Later in the reign of Charles I, namely in 1642, the first English Civil War began, with great violence and turmoil that turned the kingdom upside down for four years. The second English Civil War then began, ending with the execution of Charles I in 1651.

With the death of Charles I, the crown went into “limbo”, while Cromwell became Lord Protector of the “commonwealth”. The commonwealth was formally established in 1653 and lasted from 1649 to 1660. The monarchy was restored at the death of Cromwell and the crown went to Charles II (d. 1685). His son James became James II. One of his children was Mary, who had married William II of Orange.

When James II died, Parliament ultimately decided to ask his daughter Mary, who became Mary II (d. 1694) to become Queen and have her husband be King (William II).

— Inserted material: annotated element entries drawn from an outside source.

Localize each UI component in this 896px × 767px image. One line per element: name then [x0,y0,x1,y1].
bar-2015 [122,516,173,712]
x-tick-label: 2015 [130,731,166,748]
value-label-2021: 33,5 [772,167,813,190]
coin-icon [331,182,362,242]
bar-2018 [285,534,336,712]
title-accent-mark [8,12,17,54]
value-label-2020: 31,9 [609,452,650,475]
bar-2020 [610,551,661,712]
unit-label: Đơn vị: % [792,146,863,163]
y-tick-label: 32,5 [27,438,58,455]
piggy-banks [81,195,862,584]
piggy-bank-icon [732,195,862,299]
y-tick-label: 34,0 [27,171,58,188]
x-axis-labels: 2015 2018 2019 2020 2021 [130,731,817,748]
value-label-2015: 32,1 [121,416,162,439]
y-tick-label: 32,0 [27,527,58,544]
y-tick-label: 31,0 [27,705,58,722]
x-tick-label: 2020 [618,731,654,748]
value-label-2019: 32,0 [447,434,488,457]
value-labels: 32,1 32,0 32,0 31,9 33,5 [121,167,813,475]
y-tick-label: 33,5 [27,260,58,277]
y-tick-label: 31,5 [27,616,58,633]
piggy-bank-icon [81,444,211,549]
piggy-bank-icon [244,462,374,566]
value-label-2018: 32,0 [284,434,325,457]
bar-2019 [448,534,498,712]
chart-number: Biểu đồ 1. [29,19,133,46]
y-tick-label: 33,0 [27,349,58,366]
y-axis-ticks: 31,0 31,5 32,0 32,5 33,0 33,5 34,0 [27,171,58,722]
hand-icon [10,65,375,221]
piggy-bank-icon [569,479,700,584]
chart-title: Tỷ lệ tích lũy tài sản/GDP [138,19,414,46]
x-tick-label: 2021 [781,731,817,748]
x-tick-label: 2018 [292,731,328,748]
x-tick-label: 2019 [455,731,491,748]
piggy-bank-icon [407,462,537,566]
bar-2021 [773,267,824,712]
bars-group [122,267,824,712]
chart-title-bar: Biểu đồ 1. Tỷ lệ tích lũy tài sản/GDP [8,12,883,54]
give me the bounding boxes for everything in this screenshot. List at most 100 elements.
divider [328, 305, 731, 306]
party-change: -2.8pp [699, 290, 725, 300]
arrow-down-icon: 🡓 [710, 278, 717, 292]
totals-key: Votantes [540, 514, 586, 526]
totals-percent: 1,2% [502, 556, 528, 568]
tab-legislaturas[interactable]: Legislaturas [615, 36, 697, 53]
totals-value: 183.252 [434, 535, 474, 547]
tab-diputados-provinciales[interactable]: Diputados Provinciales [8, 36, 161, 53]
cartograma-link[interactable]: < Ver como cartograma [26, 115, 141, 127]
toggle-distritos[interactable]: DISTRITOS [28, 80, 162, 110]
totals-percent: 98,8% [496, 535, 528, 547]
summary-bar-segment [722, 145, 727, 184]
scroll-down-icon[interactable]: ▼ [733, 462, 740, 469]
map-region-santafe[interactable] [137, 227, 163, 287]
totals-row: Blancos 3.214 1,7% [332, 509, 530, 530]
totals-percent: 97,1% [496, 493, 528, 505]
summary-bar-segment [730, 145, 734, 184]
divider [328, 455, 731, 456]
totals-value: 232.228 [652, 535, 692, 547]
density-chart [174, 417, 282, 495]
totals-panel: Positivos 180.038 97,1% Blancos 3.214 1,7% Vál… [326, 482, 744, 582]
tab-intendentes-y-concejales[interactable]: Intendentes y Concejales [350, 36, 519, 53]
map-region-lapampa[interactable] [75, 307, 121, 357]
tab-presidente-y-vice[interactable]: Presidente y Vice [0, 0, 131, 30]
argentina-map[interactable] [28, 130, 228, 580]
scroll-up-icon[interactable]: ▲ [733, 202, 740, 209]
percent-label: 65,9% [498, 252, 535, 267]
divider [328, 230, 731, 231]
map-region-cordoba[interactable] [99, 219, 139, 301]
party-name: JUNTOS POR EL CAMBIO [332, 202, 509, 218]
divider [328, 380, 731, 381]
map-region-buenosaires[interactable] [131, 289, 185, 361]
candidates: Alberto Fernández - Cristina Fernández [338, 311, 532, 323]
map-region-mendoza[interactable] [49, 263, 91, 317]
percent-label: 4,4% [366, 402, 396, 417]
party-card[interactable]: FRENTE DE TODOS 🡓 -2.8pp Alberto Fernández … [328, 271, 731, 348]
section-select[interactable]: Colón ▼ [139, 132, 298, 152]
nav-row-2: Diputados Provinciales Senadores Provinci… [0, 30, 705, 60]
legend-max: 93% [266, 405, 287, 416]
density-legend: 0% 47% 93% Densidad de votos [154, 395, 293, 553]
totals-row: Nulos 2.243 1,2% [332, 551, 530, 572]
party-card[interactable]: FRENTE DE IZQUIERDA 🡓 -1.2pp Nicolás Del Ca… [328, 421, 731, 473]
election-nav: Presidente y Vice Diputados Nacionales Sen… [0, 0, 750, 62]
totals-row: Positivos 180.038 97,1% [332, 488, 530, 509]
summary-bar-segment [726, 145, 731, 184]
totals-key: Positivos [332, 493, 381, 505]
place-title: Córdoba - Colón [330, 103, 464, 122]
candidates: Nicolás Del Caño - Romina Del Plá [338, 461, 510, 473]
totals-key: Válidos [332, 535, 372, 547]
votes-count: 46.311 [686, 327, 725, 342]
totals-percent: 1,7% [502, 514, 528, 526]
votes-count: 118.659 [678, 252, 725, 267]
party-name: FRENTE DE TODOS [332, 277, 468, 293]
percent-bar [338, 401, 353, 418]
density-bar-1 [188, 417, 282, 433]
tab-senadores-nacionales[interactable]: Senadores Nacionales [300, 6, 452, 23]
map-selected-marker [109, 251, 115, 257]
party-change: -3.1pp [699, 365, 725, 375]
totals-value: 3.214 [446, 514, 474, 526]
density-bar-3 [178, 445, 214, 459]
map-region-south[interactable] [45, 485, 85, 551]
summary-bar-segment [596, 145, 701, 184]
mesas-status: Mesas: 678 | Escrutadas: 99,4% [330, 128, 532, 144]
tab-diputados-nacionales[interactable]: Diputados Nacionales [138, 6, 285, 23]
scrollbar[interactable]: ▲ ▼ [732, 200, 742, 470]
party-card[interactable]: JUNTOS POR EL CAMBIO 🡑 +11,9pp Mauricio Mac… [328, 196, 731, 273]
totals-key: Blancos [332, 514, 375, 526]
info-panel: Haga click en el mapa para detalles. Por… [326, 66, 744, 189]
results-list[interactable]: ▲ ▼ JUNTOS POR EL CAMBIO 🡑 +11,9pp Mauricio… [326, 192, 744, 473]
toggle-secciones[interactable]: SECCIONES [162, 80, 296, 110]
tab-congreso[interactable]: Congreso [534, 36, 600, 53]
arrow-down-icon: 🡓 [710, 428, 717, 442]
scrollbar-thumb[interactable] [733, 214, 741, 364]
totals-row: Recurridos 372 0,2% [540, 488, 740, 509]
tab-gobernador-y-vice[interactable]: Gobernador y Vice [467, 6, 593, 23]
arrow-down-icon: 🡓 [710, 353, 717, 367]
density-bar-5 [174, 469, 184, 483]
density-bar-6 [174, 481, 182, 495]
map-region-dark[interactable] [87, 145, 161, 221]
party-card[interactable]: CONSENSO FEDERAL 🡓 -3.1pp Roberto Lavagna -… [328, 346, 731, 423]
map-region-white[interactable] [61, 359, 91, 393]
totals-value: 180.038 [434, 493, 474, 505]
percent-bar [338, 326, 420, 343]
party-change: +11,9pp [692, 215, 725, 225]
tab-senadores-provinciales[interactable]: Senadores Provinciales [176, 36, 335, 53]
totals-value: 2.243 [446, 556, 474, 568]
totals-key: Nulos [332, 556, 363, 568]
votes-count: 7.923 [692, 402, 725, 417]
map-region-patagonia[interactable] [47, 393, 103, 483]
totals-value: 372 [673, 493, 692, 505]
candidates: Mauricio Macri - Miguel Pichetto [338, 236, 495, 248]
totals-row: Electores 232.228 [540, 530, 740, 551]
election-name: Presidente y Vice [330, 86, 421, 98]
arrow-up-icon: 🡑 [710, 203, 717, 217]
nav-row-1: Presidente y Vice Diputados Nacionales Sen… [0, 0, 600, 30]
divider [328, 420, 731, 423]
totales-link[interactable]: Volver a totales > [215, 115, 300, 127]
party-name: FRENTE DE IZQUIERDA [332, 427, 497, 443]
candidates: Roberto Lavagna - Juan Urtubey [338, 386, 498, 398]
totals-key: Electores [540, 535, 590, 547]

When he died the crown went by regular succession to Mary’s son William III (ORANGE).

When William III of Orange died in 1702, the line of succession reverted, under regular rules of succession, back to the Stuart line of James II, to wit: to James II’s daughter Anne I (d. 1714).

When Anne I died in 1714 she had no direct descendents. Parliament then then looked backwards to the line of James VI of Scotland and I of England, James VI of Scotland and I of England had left a line that married into the Electors of Hanover who ruled an area in what is today Germany. The Hanover Elector at the time was George, who became George I of England I (HANOVER) (d. 1727)

So with the death of George I in 1717, there succeeded George II (d. 1760), and George III, who had a long reign through the American Revolution, the American war of 1812, and the Napoleonic Wars, dying in 1820.